The website of the Spanish historian Dr. Teresa de Castro offers electronic versions of some of her scholarly work on the history of food. Users may choose between navigating the site in English or Spanish, while her work may be in Spanish, English, or Italian. De Castro has published books and articles on the history of food in Spain (including Al-Andalus and Sefarad) and Australia. She has made available electronic versions of some of her books online: "Food mentality in Spain at the Renaissance"; "In the Christian Alhambra: Foods, Shops and Food Market"; and "Food Supply Policies in the Kingdom of Granada (1482-1510)". Some of her articles include: "The Introduction of Coffee and Coconut in Western Australia in 1869"; "Moriscos and Christians in Castile: The emergence of a Dietary Identity in Early Modern Times"; and "New Norcia’s Treasures (1884-1890)". This site will be of interest to anyone interested in the history of food, in particular in Spain and Australia. As the page is hosted by a free server, it carries some advertising.
'Toledo: Espacio y Tiempo' is a website by the University of Castilla-La Mancha which gathers information, images and multimedia material about the medieval period of the city of Toledo.

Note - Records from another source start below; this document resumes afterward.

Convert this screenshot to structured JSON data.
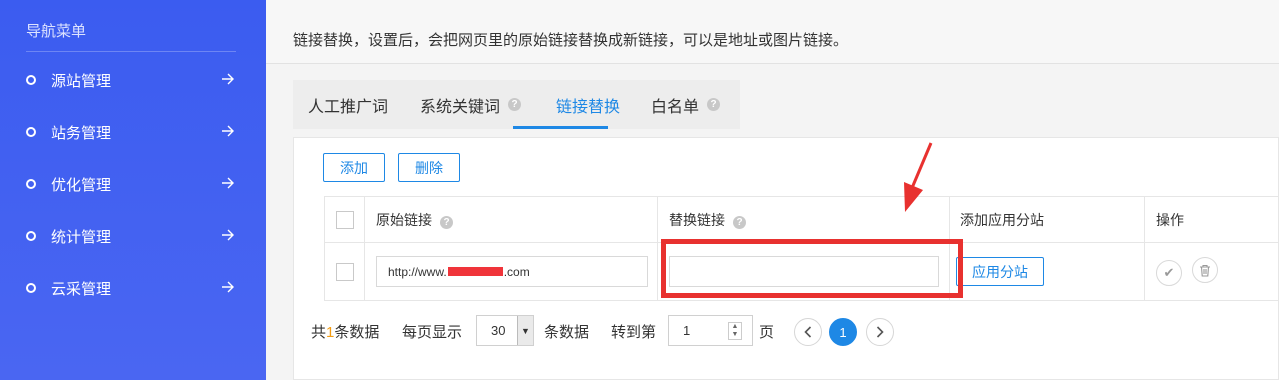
{
  "sidebar": {
    "title": "导航菜单",
    "items": [
      {
        "label": "源站管理"
      },
      {
        "label": "站务管理"
      },
      {
        "label": "优化管理"
      },
      {
        "label": "统计管理"
      },
      {
        "label": "云采管理"
      }
    ]
  },
  "main": {
    "description": "链接替换，设置后，会把网页里的原始链接替换成新链接，可以是地址或图片链接。",
    "tabs": [
      {
        "label": "人工推广词",
        "has_help": false,
        "active": false
      },
      {
        "label": "系统关键词",
        "has_help": true,
        "active": false
      },
      {
        "label": "链接替换",
        "has_help": false,
        "active": true
      },
      {
        "label": "白名单",
        "has_help": true,
        "active": false
      }
    ],
    "toolbar": {
      "add_label": "添加",
      "delete_label": "删除"
    },
    "table": {
      "headers": {
        "original": "原始链接",
        "replace": "替换链接",
        "apply": "添加应用分站",
        "action": "操作"
      },
      "row": {
        "original_prefix": "http://www.",
        "original_suffix": ".com",
        "replace_value": "",
        "apply_button": "应用分站"
      }
    },
    "pager": {
      "total_prefix": "共",
      "total_count": "1",
      "total_suffix": "条数据",
      "per_page_label": "每页显示",
      "per_page_value": "30",
      "per_page_suffix": "条数据",
      "goto_label": "转到第",
      "goto_value": "1",
      "goto_suffix": "页",
      "current_page": "1"
    }
  },
  "colors": {
    "sidebar": "#3b5cf0",
    "accent": "#1e88e5",
    "highlight": "#e8312f",
    "count": "#f39c12"
  }
}
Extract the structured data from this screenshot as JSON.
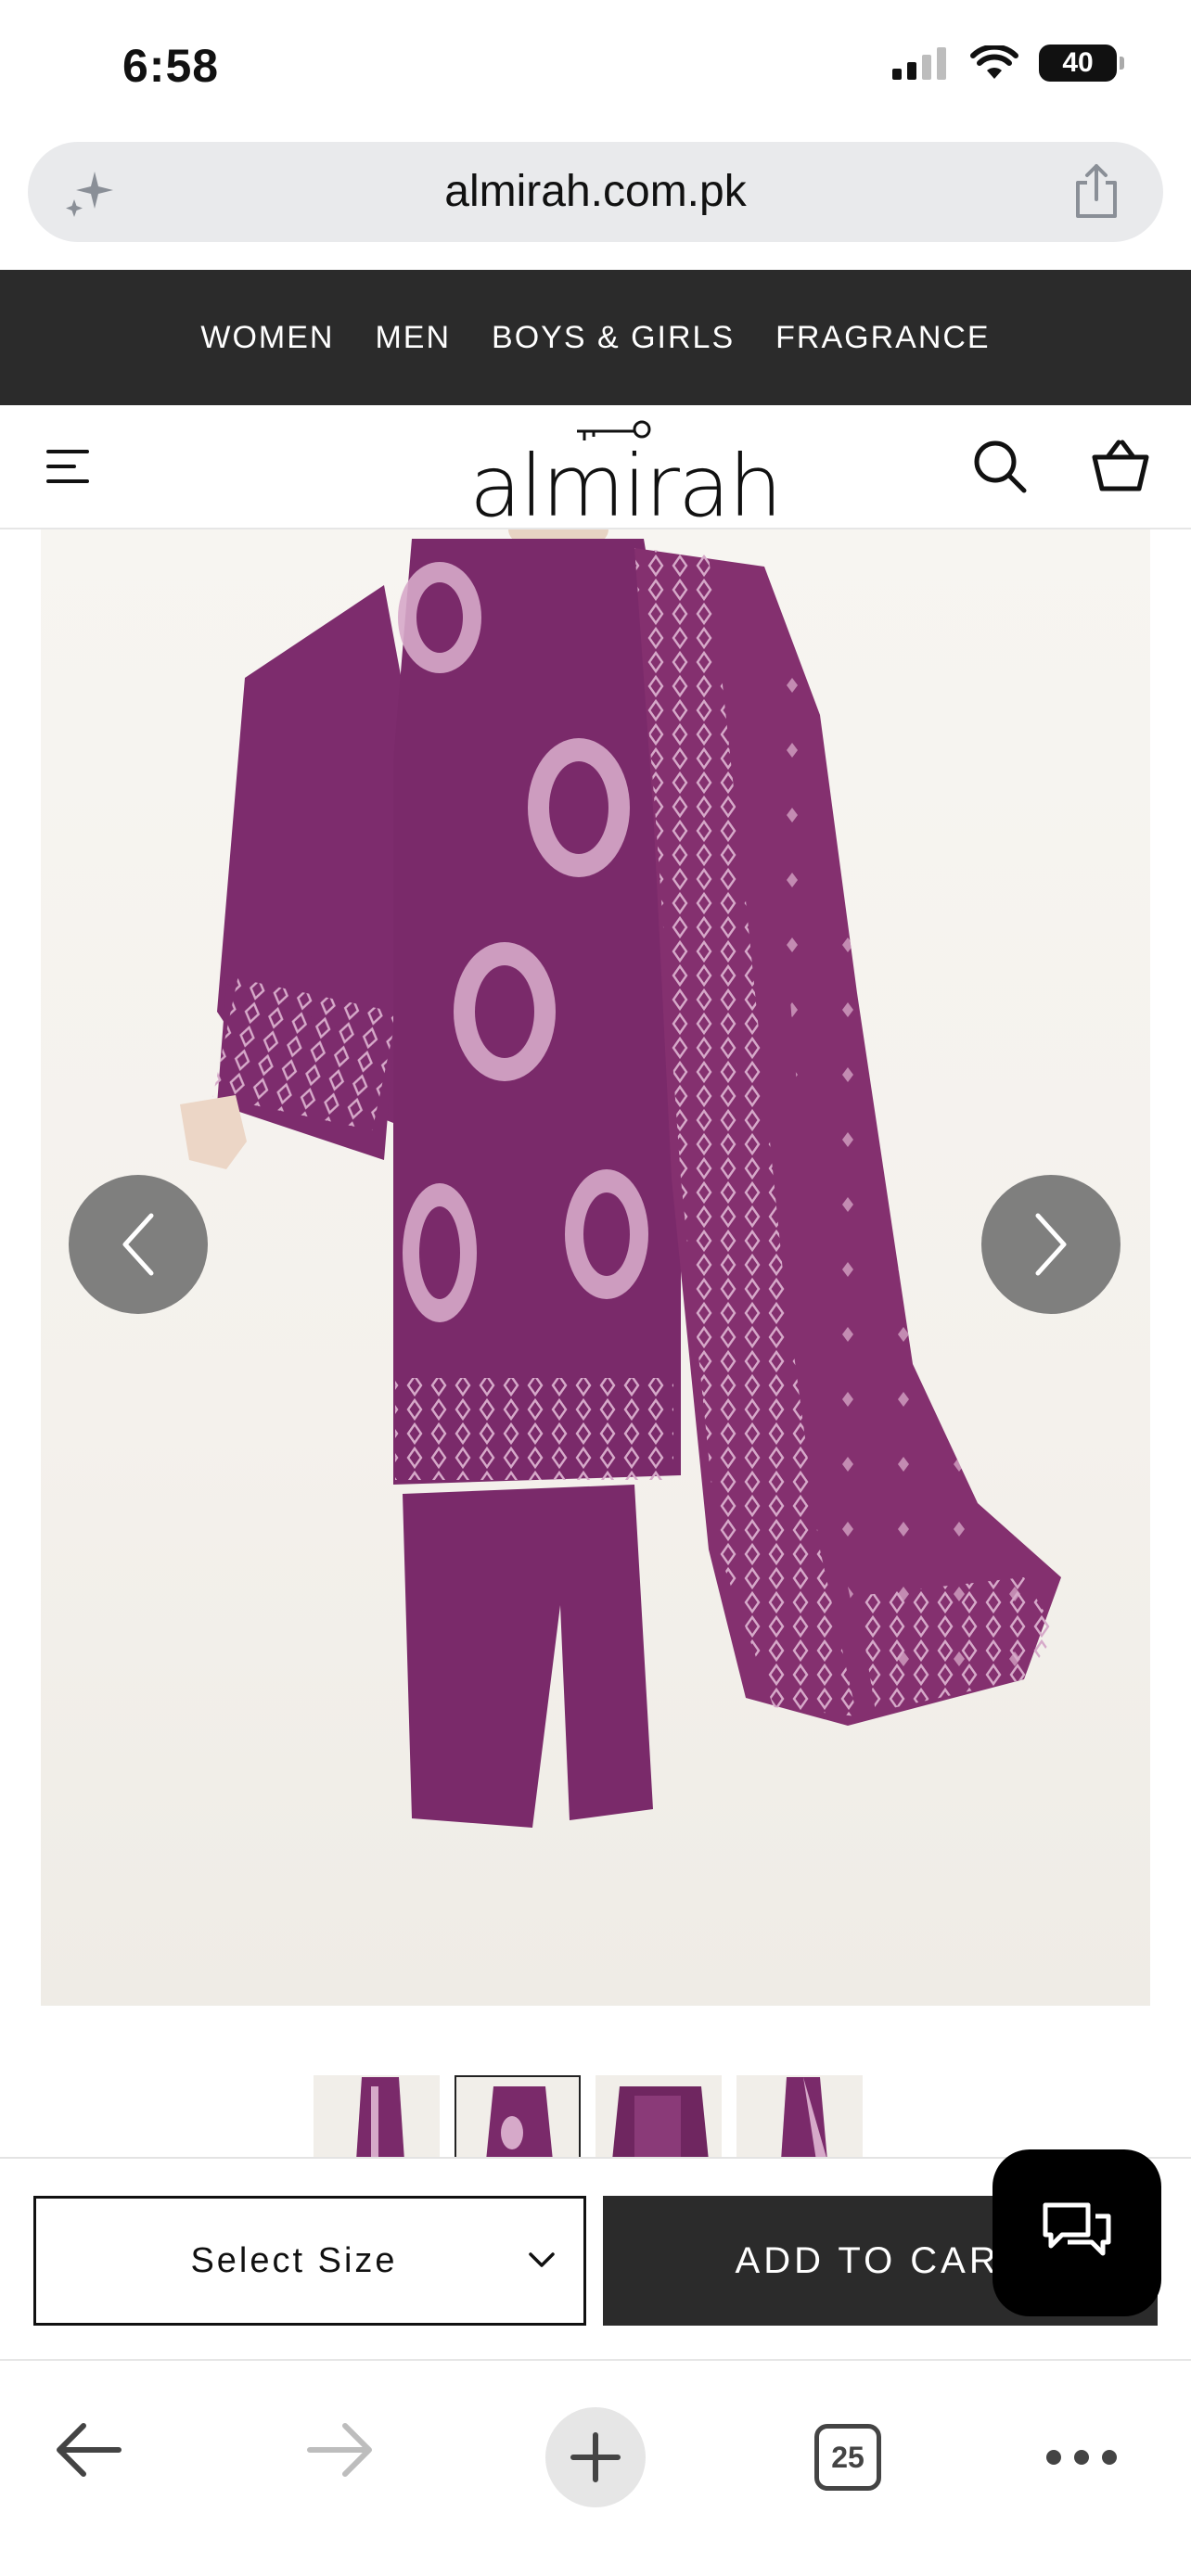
{
  "status_bar": {
    "time": "6:58",
    "battery": "40",
    "icons": [
      "cellular-signal-icon",
      "wifi-icon",
      "battery-icon"
    ]
  },
  "browser": {
    "url": "almirah.com.pk",
    "left_icon": "sparkle-icon",
    "right_icon": "share-icon",
    "toolbar": {
      "tab_count": "25",
      "icons": [
        "back-arrow-icon",
        "forward-arrow-icon",
        "plus-icon",
        "tabs-icon",
        "more-icon"
      ]
    }
  },
  "category_nav": {
    "items": [
      {
        "label": "WOMEN"
      },
      {
        "label": "MEN"
      },
      {
        "label": "BOYS & GIRLS"
      },
      {
        "label": "FRAGRANCE"
      }
    ]
  },
  "header": {
    "logo": "almirah",
    "icons": [
      "hamburger-menu-icon",
      "search-icon",
      "cart-icon"
    ]
  },
  "product": {
    "image_subject": "purple embroidered three-piece suit with dupatta",
    "colors": {
      "fabric": "#7a2a6a",
      "embroidery": "#d6a9c9",
      "background": "#f5f2ed"
    },
    "thumbnail_count": 4,
    "active_thumbnail": 2
  },
  "actions": {
    "size_label": "Select Size",
    "add_to_cart_label": "ADD TO CART",
    "chat_icon": "chat-bubbles-icon"
  }
}
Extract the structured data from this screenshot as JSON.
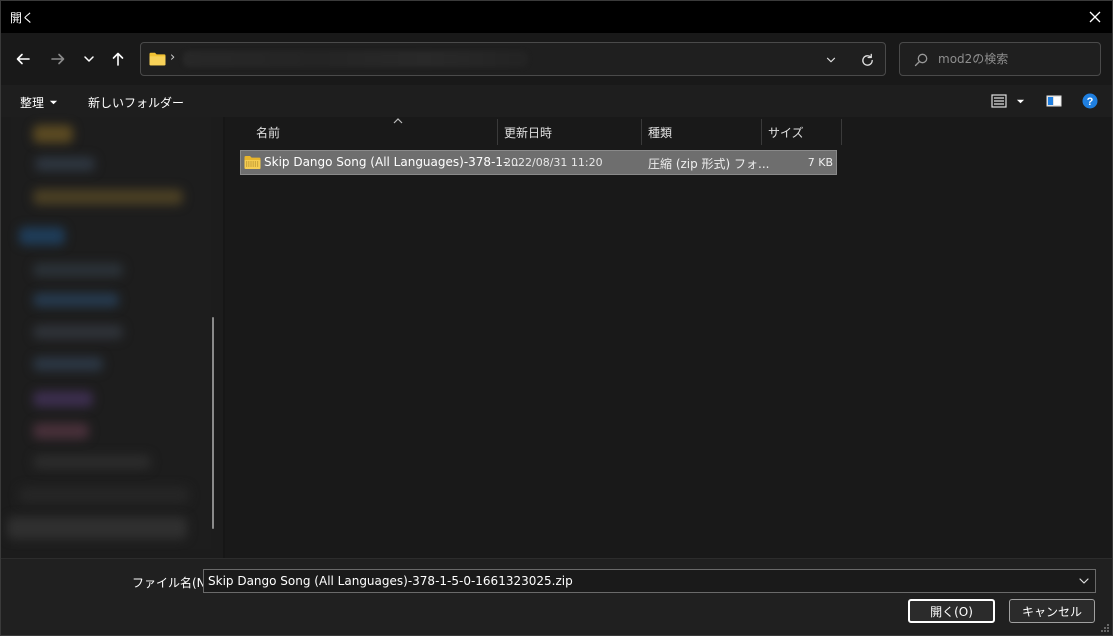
{
  "window": {
    "title": "開く"
  },
  "nav": {
    "back_icon": "arrow-left-icon",
    "forward_icon": "arrow-right-icon",
    "recent_icon": "chevron-down-icon",
    "up_icon": "arrow-up-icon",
    "address_separator": "›",
    "refresh_icon": "refresh-icon"
  },
  "search": {
    "placeholder": "mod2の検索"
  },
  "toolbar": {
    "organize_label": "整理",
    "new_folder_label": "新しいフォルダー"
  },
  "columns": [
    {
      "label": "名前"
    },
    {
      "label": "更新日時"
    },
    {
      "label": "種類"
    },
    {
      "label": "サイズ"
    }
  ],
  "files": [
    {
      "name": "Skip Dango Song (All Languages)-378-1-...",
      "modified": "2022/08/31 11:20",
      "type": "圧縮 (zip 形式) フォ...",
      "size": "7 KB",
      "selected": true
    }
  ],
  "footer": {
    "filename_label": "ファイル名(N):",
    "filename_value": "Skip Dango Song (All Languages)-378-1-5-0-1661323025.zip",
    "open_label": "開く(O)",
    "cancel_label": "キャンセル"
  },
  "colors": {
    "titlebar": "#000000",
    "selection": "#6e6e6e",
    "help_blue": "#1f7fe0",
    "folder_yellow": "#f2c233"
  }
}
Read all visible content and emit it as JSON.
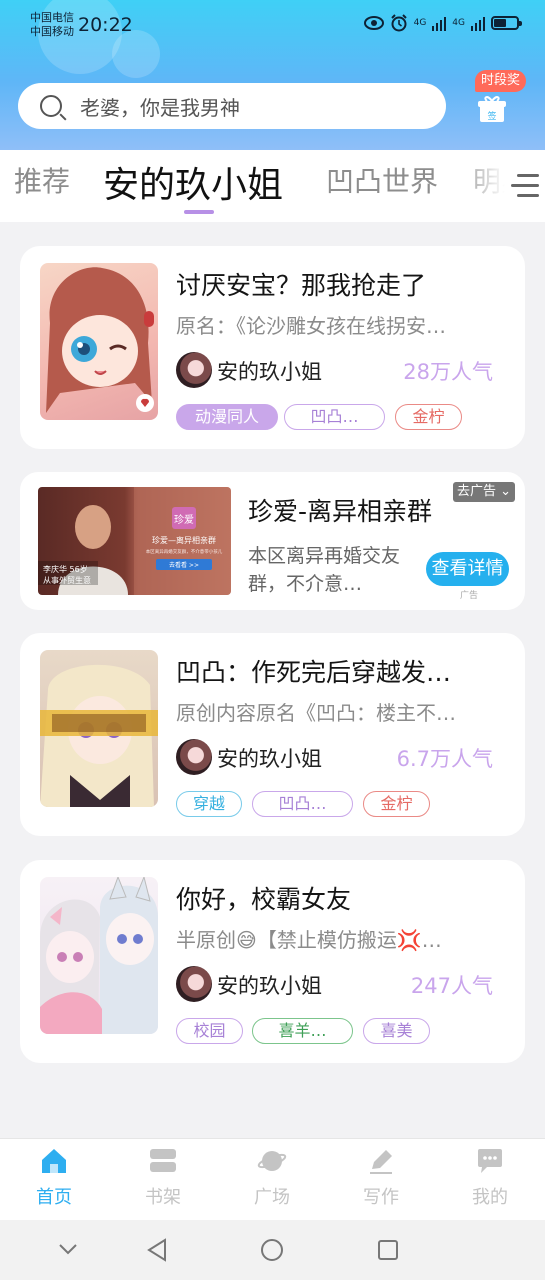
{
  "status": {
    "carrier1": "中国电信",
    "carrier2": "中国移动",
    "time": "20:22",
    "network1": "4G",
    "network2": "4G"
  },
  "search": {
    "placeholder": "老婆，你是我男神"
  },
  "gift": {
    "badge": "时段奖",
    "icon_text": "签"
  },
  "tabs": [
    "推荐",
    "安的玖小姐",
    "凹凸世界",
    "明星"
  ],
  "active_tab": 1,
  "books": [
    {
      "title": "讨厌安宝？那我抢走了",
      "desc": "原名：《论沙雕女孩在线拐安…",
      "author": "安的玖小姐",
      "popularity": "28万人气",
      "tags": [
        "动漫同人",
        "凹凸…",
        "金柠"
      ]
    },
    {
      "title": "凹凸：作死完后穿越发…",
      "desc": "原创内容原名《凹凸：楼主不…",
      "author": "安的玖小姐",
      "popularity": "6.7万人气",
      "tags": [
        "穿越",
        "凹凸…",
        "金柠"
      ]
    },
    {
      "title": "你好，校霸女友",
      "desc": "半原创😅【禁止模仿搬运💢…",
      "author": "安的玖小姐",
      "popularity": "247人气",
      "tags": [
        "校园",
        "喜羊…",
        "喜美"
      ]
    }
  ],
  "ad": {
    "title": "珍爱-离异相亲群",
    "desc": "本区离异再婚交友群，不介意…",
    "button": "查看详情",
    "sub": "广告",
    "close": "去广告",
    "img_caption1": "李庆华 56岁",
    "img_caption2": "从事外贸生意",
    "img_logo": "珍爱",
    "img_heading": "珍爱—离异相亲群",
    "img_small": "本区离异再婚交友群，不介意带小孩儿",
    "img_btn": "去看看 >>"
  },
  "nav": [
    {
      "label": "首页",
      "icon": "home-icon"
    },
    {
      "label": "书架",
      "icon": "bookshelf-icon"
    },
    {
      "label": "广场",
      "icon": "planet-icon"
    },
    {
      "label": "写作",
      "icon": "pen-icon"
    },
    {
      "label": "我的",
      "icon": "chat-icon"
    }
  ],
  "colors": {
    "accent": "#2eaef0",
    "popularity": "#c9a5ec",
    "tab_underline": "#b790e6"
  }
}
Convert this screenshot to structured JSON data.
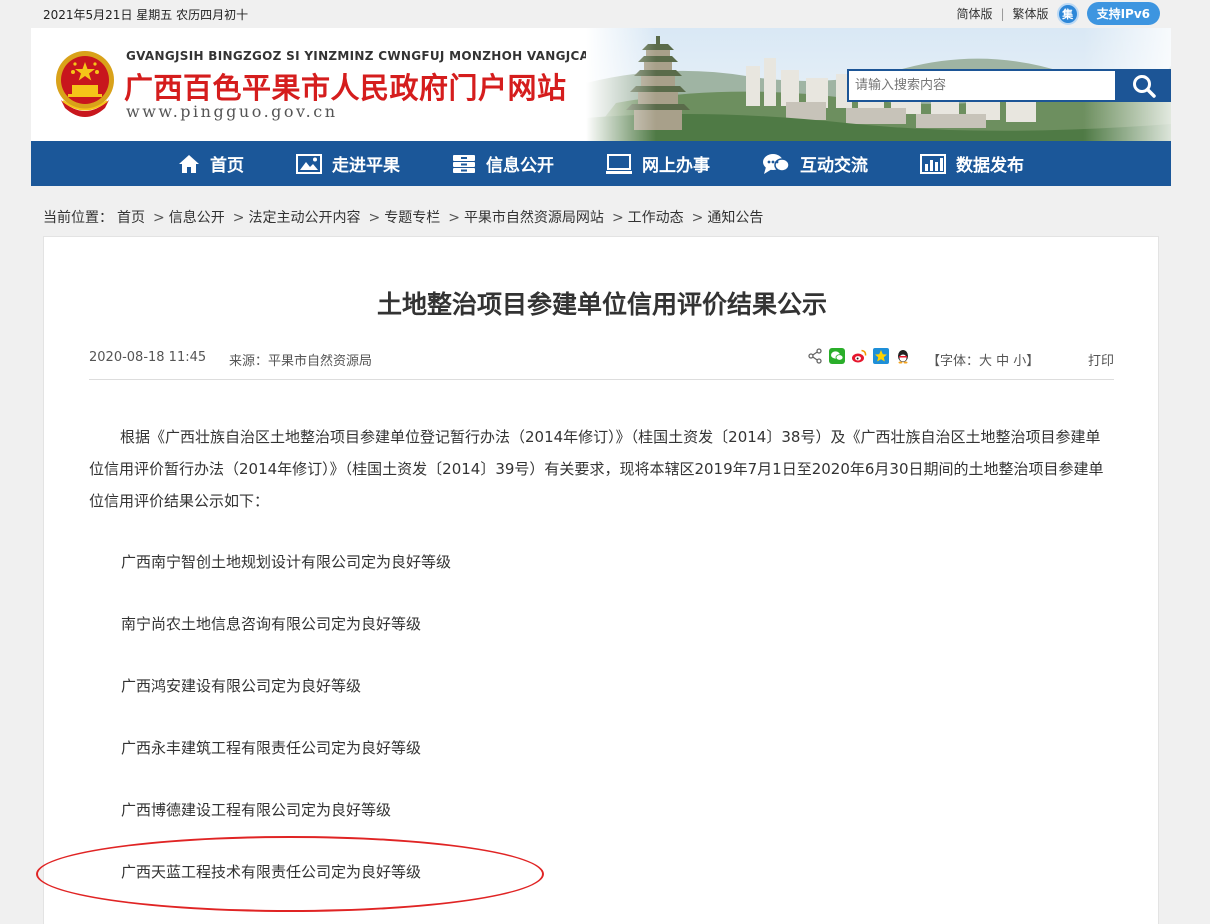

The site was launched in September 2009 using the research which Jean Passini has carried out during the last twenty years. As an ongoing project, it promises to grow with further research, but it already offers very good materials which will prove of interest to anyone interested in medieval Spanish urban history. The main goal of the project is to gather topographic information about dwellings and streets of the city in the medieval period, and users may access a multimedia map with this type of information. There are various options available to explore the map, but alternatively the texts and documents which have been used to create the map can be accessed on the site too. Additionally, an images section provides a good amount of pictures of historical places in Toledo, and an impressive cartographic section holds historical maps, engravings, aerial pictures of the city, and a 3D reconstruction of Toledo.